Ответом ему был издевательский хохот.
— Во-первых, ты нам зелененькими должен, а не рыжовьем — уговор был, — сказал Джага, — а во-вторых, клад принадлежит государству, то есть народу, а не тебе. Как ты посмел в народный карман залезть?! В общем — убирайтесь! Иначе...
— Да ты... — сверкнул на него глазами Максим.
Грохнул выстрел, прокатился эхом по окрестностям. Фонтанчик ледяных брызг вспыхнул рядом с левой ногой Максима. Но выстрел не испугал Максима, он бросился на Джагу. Однако был перехвачен Николаем. Николай обхватил его, стал отпихивать в сторону. Бандитские стволы, готовые изрыгнуть пламя, опустились. Джага криво усмехнулся:
— Марш отсюда.
Бандиты сноровисто отодвинули льдину, прикрывавшую яму.
— Верните мне мою жену, — вырываясь из объятий Николая, выкрикнул Максим.
Глянув поверх головы Максима, едва разлепив рот, Джага сказал:
— Посмотрим на твое и ее поведение... А теперь — валите отсюдова!

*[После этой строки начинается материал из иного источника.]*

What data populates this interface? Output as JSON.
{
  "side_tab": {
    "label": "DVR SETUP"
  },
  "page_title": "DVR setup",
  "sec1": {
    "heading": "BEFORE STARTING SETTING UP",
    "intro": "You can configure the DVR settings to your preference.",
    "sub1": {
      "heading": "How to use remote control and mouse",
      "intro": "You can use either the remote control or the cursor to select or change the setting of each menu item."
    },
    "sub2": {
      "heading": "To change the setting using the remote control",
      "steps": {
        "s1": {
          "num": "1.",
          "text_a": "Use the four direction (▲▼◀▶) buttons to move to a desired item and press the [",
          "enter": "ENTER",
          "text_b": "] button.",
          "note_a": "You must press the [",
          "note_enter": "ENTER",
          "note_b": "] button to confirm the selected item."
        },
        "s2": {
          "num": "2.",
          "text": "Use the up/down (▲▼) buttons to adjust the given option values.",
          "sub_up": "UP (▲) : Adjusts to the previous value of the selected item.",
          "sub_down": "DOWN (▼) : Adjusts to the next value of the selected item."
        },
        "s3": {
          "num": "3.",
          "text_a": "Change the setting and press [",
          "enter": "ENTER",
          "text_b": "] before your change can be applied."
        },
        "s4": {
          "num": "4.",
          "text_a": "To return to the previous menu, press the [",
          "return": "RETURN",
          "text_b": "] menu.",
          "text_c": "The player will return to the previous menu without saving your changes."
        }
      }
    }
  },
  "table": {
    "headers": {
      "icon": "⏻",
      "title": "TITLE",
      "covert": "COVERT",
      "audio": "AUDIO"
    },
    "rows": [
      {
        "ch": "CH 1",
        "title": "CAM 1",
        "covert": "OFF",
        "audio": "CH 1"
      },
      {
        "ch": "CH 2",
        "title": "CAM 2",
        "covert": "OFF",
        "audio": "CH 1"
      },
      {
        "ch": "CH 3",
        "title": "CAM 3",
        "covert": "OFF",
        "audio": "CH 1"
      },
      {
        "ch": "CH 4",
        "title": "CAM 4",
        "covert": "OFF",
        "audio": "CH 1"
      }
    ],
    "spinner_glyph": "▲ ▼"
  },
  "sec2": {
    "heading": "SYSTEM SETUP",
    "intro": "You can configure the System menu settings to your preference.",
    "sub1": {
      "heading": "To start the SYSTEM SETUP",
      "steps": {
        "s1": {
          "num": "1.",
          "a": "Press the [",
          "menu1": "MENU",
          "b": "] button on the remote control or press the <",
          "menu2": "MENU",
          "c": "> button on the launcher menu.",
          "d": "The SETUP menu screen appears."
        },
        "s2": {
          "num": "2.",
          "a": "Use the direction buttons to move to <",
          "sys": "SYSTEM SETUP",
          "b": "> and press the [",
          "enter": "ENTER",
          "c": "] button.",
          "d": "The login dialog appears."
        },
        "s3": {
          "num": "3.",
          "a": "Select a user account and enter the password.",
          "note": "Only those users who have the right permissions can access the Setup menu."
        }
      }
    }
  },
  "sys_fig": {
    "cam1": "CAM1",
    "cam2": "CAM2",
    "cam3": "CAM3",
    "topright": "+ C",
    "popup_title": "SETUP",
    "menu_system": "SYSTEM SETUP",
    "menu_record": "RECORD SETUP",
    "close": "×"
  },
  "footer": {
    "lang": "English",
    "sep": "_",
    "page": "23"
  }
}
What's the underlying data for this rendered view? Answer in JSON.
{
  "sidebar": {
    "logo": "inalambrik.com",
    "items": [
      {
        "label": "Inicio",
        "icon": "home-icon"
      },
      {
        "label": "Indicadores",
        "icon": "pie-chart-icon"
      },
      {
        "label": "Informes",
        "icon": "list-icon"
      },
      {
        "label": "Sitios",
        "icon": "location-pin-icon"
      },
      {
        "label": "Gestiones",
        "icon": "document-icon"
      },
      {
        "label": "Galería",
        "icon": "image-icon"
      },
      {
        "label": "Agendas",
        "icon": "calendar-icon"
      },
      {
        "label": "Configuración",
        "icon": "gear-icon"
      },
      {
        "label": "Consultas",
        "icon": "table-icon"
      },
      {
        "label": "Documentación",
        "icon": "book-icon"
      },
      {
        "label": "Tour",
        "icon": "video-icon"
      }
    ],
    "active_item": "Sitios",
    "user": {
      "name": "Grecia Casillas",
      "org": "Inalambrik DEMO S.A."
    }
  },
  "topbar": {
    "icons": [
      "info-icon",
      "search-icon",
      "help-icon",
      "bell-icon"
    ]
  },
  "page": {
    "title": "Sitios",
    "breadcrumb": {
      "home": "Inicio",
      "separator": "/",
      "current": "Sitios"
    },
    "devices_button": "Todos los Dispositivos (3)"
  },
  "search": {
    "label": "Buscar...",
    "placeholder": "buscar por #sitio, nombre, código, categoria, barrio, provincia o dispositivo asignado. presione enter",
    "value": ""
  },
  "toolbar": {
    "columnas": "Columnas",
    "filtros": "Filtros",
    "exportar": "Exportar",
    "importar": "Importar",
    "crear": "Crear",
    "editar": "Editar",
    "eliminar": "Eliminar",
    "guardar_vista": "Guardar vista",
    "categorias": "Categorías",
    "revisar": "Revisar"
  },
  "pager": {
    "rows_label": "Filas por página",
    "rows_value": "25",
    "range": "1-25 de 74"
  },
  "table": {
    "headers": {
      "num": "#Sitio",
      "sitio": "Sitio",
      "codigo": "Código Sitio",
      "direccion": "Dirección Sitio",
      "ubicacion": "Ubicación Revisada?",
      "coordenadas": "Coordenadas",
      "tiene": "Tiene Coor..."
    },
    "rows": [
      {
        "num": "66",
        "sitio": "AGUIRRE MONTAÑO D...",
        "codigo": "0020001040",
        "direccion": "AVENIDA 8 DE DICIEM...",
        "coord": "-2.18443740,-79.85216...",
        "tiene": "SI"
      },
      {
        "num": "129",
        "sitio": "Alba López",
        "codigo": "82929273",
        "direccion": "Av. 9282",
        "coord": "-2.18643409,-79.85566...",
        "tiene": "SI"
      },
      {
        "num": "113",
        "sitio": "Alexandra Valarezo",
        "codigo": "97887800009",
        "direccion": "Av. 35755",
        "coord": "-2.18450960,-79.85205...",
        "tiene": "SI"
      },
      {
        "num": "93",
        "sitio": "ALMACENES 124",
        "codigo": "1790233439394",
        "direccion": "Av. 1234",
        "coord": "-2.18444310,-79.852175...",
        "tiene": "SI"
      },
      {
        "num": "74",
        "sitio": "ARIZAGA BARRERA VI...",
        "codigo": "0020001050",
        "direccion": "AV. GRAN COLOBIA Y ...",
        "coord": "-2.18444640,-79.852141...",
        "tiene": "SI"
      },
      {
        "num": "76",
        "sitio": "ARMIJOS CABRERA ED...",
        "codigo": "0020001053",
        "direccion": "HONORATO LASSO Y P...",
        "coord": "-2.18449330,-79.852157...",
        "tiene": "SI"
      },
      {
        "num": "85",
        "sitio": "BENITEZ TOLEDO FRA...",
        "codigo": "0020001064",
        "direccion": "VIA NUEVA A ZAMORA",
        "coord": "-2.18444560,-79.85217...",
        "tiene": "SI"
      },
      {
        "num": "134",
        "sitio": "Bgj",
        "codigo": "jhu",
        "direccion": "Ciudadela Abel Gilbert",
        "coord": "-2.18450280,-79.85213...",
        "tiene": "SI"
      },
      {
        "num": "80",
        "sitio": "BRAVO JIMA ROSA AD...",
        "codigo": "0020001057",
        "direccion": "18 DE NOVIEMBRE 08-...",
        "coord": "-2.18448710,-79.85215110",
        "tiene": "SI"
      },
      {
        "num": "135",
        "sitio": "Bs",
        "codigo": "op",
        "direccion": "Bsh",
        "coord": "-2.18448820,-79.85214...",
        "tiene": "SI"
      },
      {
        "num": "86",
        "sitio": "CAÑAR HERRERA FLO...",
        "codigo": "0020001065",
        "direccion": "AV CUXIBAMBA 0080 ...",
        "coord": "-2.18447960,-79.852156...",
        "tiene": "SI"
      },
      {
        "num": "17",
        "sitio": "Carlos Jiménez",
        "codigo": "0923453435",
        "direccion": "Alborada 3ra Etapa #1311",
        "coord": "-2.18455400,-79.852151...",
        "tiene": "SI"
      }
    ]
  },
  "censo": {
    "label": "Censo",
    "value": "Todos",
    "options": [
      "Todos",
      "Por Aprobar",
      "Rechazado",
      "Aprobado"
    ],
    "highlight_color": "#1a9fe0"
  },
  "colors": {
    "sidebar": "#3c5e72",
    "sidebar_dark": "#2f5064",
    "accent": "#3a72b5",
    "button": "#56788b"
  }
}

Вадим пошел прочь, за ним — Николай. Максим остался на месте.
Теснясь, бандиты стали спускаться в яму по веревочной лестнице. Парень с обрезом, стрелявший в Максима, направил на него обрубок ружья, сказал:
— А ну, давай отсюда!
Другой бандит с криком: «Братки, рыжовье!» спрыгнул в яму на головы своих товарищей. Из ямы послышались возмущенные крики. Теперь все бандиты оказались в яме. Максим подошел к ее краю, заглянул вниз.
Там потрошили клад. Труп, как тряпичная кукла, был отброшен в сторону. На его плече и спине остались снежные следы чьих-то подошв.
— Не тырить, — раздался голос Джаги. — Ошмонаю всех, соринку найду — считай, крест.
Максим бросился к веревочной лестнице и стал лихорадочно вытягивать ее из ямы. На царившем в яме пире алчности этого никто не заметил. А Николай, вернувшись к Максиму, уже надвигал на яму льдину. Максим бросился ему на помощь. И когда льдина закрыла бандитам свет, те взревели.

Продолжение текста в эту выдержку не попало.